Good GPUs and Apple hardware is pricey. Get a bit of automation setup with some cloud storage (e.g backblaze B2) and you can have a machine ready to run your personally fined tuned model rapidly with a CLI command or two.
There will be a break even point of course. Though a major advantage of renting is you can move easily as the tech does. You don't want to sink large amounts of money into a GPU only to find the next new hot open model needs more memory than you've got.
Personally I have 1x 4090 because I like gaming too, but it isn't really a big improvement over 3090 for ML unless you have a specific use for FP8, because VRAM capacity and bandwidth are very similar.
I can’t give this as a recommendation - there are far more tools available for Nvidia GPUs, but larger VRAM is available on AMD GPUs at lower prices from what I can see.
If not Mac, follow other advice with NVidia GPU. in term of the software ecosystem, NVidia >> Apple >> AMD > Intel. (I think I got the ordering right, but the magnitude of difference might be subjective.)
Of course with those you'll also have to spend some money on motherboard, ram, SSD, PSU, CPU, ect.

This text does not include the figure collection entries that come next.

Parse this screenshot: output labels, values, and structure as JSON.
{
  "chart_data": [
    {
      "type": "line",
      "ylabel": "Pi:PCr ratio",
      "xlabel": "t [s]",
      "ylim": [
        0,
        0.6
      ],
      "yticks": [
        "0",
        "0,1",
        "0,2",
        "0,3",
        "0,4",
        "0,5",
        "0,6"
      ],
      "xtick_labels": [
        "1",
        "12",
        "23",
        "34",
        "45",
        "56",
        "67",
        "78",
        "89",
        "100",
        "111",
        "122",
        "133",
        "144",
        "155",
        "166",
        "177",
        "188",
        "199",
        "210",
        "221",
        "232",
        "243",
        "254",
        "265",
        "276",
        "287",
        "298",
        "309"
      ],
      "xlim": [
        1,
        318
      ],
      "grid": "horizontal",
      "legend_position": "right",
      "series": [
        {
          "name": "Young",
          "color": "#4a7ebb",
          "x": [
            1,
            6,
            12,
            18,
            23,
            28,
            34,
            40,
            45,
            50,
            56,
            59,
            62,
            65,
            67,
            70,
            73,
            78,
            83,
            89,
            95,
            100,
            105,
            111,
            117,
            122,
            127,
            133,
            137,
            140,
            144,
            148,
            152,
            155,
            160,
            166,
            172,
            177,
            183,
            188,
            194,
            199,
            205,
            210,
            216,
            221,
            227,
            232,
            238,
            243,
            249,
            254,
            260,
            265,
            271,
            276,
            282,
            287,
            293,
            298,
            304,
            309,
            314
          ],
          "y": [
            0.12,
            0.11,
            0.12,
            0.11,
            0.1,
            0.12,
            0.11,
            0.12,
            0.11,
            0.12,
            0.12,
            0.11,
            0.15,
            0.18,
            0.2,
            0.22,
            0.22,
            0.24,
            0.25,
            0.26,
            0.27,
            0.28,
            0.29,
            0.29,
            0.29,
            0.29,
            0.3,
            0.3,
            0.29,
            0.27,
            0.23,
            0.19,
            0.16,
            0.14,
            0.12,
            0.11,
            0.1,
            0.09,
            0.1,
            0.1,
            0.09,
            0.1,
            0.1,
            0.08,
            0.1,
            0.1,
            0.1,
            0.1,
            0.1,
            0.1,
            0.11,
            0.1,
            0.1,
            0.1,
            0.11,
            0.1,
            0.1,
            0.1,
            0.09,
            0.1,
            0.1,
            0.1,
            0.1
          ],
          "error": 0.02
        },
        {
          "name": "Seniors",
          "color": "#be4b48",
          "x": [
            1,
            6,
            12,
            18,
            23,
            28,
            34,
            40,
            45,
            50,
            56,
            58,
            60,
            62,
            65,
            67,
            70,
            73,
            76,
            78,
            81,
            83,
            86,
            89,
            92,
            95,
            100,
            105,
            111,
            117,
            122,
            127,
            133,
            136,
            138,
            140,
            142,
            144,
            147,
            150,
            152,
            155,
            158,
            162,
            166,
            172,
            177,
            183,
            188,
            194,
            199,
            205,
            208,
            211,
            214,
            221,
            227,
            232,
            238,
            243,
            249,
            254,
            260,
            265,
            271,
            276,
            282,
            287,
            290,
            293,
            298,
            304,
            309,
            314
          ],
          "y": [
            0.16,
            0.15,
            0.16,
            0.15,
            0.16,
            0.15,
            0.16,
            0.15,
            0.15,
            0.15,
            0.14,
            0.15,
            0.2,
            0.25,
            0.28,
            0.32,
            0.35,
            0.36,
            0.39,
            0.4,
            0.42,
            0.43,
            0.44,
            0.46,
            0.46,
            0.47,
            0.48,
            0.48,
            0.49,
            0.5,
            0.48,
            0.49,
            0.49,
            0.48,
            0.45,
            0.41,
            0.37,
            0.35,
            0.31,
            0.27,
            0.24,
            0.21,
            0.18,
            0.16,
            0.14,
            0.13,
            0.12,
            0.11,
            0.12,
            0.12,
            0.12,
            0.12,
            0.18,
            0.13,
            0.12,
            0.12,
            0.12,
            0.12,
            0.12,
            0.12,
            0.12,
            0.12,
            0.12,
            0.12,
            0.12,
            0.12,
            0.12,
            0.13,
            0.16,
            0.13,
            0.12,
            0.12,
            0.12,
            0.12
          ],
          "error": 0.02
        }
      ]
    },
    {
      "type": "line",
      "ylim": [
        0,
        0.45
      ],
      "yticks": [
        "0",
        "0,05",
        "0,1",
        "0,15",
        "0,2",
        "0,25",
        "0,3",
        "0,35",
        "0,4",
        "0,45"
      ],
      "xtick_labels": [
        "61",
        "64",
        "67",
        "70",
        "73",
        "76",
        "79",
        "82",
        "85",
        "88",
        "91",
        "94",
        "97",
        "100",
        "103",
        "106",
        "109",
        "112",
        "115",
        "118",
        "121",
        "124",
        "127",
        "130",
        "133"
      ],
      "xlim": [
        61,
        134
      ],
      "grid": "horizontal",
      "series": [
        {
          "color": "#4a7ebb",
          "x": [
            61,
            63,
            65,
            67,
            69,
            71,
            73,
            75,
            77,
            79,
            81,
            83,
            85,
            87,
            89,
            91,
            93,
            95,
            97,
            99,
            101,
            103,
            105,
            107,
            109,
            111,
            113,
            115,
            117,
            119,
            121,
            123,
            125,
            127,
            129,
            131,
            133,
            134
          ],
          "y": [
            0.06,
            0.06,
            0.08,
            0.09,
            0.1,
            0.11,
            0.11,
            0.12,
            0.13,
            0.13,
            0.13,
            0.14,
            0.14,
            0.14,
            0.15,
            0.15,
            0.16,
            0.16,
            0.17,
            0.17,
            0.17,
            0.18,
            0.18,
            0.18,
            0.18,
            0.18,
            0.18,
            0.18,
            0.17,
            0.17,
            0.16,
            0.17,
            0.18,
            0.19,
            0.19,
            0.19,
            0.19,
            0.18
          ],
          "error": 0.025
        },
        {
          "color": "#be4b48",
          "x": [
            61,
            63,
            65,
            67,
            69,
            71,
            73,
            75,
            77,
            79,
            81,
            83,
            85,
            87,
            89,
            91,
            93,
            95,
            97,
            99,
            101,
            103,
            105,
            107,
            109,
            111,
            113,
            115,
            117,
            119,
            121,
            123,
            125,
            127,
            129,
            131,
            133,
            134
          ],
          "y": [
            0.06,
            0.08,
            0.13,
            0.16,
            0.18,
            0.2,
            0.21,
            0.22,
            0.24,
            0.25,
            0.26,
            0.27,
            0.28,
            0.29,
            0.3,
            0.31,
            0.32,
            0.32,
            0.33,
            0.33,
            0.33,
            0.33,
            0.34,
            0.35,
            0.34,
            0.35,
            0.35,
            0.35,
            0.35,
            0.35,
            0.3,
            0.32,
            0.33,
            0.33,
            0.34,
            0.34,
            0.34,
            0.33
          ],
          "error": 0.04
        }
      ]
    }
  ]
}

I think the best bang for the buck is probably a Mac studio with as much ram as you can afford.
I bought an RTX A2000 (12GB VRAM), and it's fine for 7B models and some 13B models with 4 bit quantization, but I kind of regret not getting something with more VRAM.
I don’t have any Mac experience.
Tested both Linux (some things will need manual patching) and windows. Works like a charm.
If you have twice the cash, go for a new RTX4090 for rougly twice the performance.
If you need more than 24GB vram, you want to get comfortable with sharding across a few of the 3090's, or spend a lott more on a 48, 80, 100 GB card.
If you feel adventurous, you can go a non nvidia route, but expect a lott of friction and elbow grease at least for now.
3060 RTX with 12GB VRAM if you're budget friendly, dial up from there.
Steer away from Apple unless all you do is work from a laptop.
If I had the cash I would go for 24GB M2/3 pro. That would allow me to comfortably load the 7B model in to ram.
It runs at under 3 tokens per second. I usually just give it my prompt and go make a coffee or something. The server is in my basement, you can barely hear the fans screaming at all.
I started playing with ComfyUI and Ollama.
An M1 studio ultra would generate a 'base' 512x512 image in around 6 seconds, and ollama responses seemed easily 'quick enough'. Faster than I could read.
On an I7-3930K, purely CPU only, a similar image would take around 2.5 minutes, and ollama was painful, as I would be waiting for the next word.
Then I switched to a 3080ti, which I hadn't been using for gaming as it got stupidly hot and I regretted having it. Suddenly it was redeemed.
On the 3080ti, the same images come out in less than a second, and ollama generation is even faster. Sure, I'm limited to 7B models for text (the mac could go much higher) and there will be limits with image size/complexity, but this thing is so much faster than I expected, and hardly generates any heat/noise at the same time - completely different to gaming. This is all a simple install under linux (pop os in this case).
tl;dr - A linux PC with a high-end GPU is the best value by far unless you really need big models, in my experience.